As for the swadeshi campaign, the Finance Minister seems to have dismissed it as a political gimmick of the BJP without meeting the argument that the liberalisation programme, particularly the open-door approach towards the multinationals, poses a threat to indigenous enterprises. Whether the government likes it or not, the swadeshi slogan in some form or other would beset the new government, no matter whichever party forms it.

In the past five years, there has been considerable official propaganda about the economic reforms. While at the initial stage the abolition of the permit-control raj was popular, the problem arose when the government took to the dictates of the free-market economy, set about demolishing the public sector through the ingenuous process of disinvestment, and also went on to invite foreign investment even in consumer industries. The Finance Minister’s original claim that free flow of foreign investment would bring transfer of technology, has largely proved to be unreal. The climax was reached with the Enron deal which, when renegotiated by the BJP-Shiv Sena Government in Maharashtra, could bring down the costs to the advantage of the country—a clear slap in the face of the previous Congress Government, giving rise to genuine misgivings about kickbacks having passed hands.
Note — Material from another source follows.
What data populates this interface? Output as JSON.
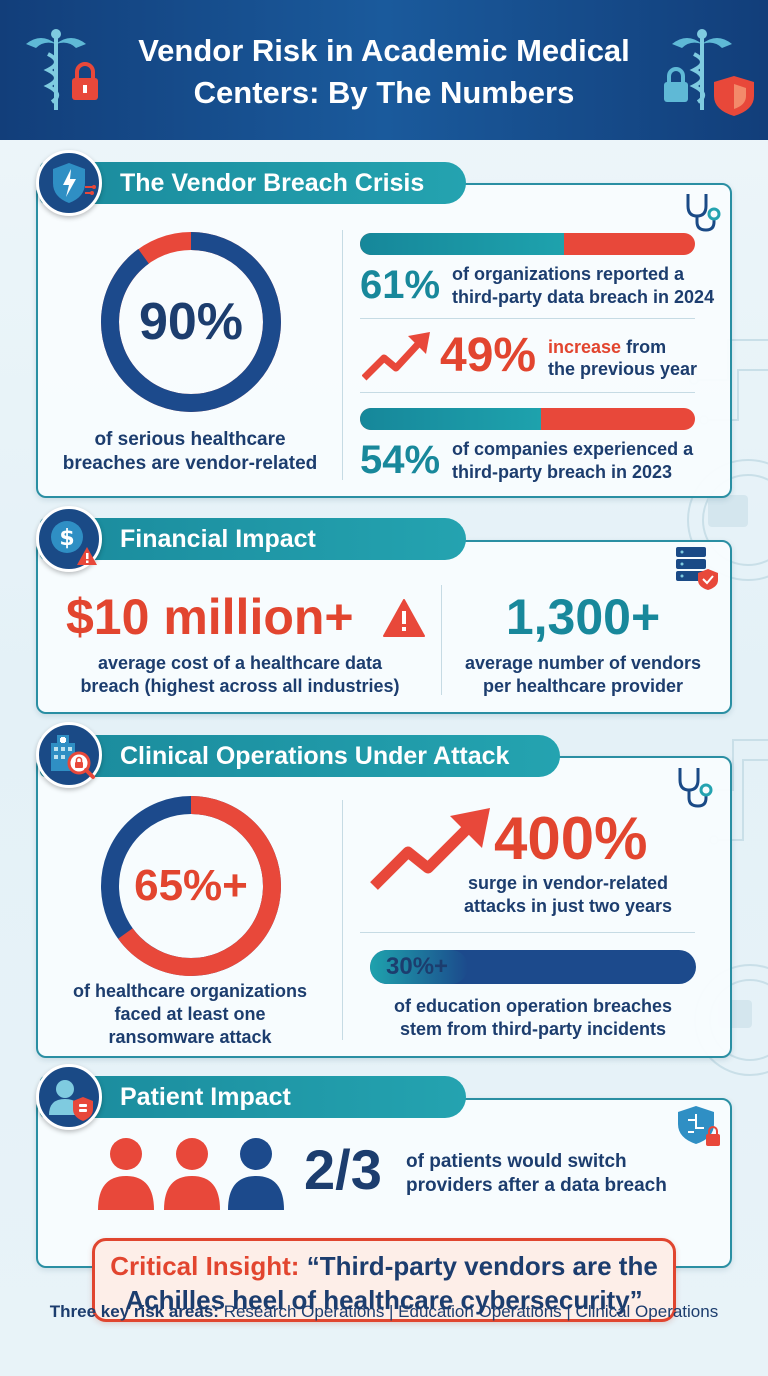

As for the public sector disinvestment, what has come as a surprise in the government’s stand is its eagerness to disinvest even the profit-making public sector units like the BHEL and SAIL. For a government taking to killing the goose that lays the golden egg has come as a surprise to the public. The impression has generally gained ground that the present government’s economic reforms, as brought about by faithfully following the World Bank’s Structural Adjustment Programme, has turned out to be unsuited for our conditions. While liberalisation is welcome as a means to modernisation, the experience of other countries taking to the road of unhindered free-market economy, as has happened in the case of Mexico and Argentina, apart from Poland and Russia, has come as a warning before the Indian public despite the government’s refusal to draw the necessary lessons from these cases. The ideological underpinning of the Bank-prescribed economic reforms emphasises the shrinking of the role of the state in economic affairs. It is a pity that even after five decades of working a “mixed economic” experience, our government should ignore the role that the state can gainfully play particularly in a developing economy.

What is important to note is that the Fund-Bank approach is itself under attack abroad. Recently the UN Secretary-General has appointed a high-powered committee of world renowned economists to prepare a report on “Development Strategy and the Management of the Market Economy”. Apart from others like Amartya Sen from Harvard University and the French mathematical economist, Malinvaud, this Committee includes Joseph Stiglitz, who is the Chairman of the Council of Economic Advisers to President Clinton. From India, Arjun Sengupta, Member of our Planning Commission, has been working on the secretariat of this group of world economists. While the report of this group of eminent economists is yet to be released, it is known that it has underlined the role that the government must play in the business of development particularly in the developing world. Free market left to itself might hamper not only the content of equity and social justice, but hold back efficiency and substantial growth of output and employment.

Obviously all these issues have to be taken up by the new government, no matter whether it is presided over by Narasimha Rao or somebody else. As things have turned out, there is a considerable body of opinion in the country which would demand of the government that it must work for a national consensus on the economic strategy. No matter whether it is going to be a one-party government or a coalition, such a consensus on the economic reforms would be extremely imperative. The job of laying down the rules for running the economy of the country can no longer be the monopoly of the Finance Minister and his cohorts in his Ministry. A wider national consensus can no longer be held back.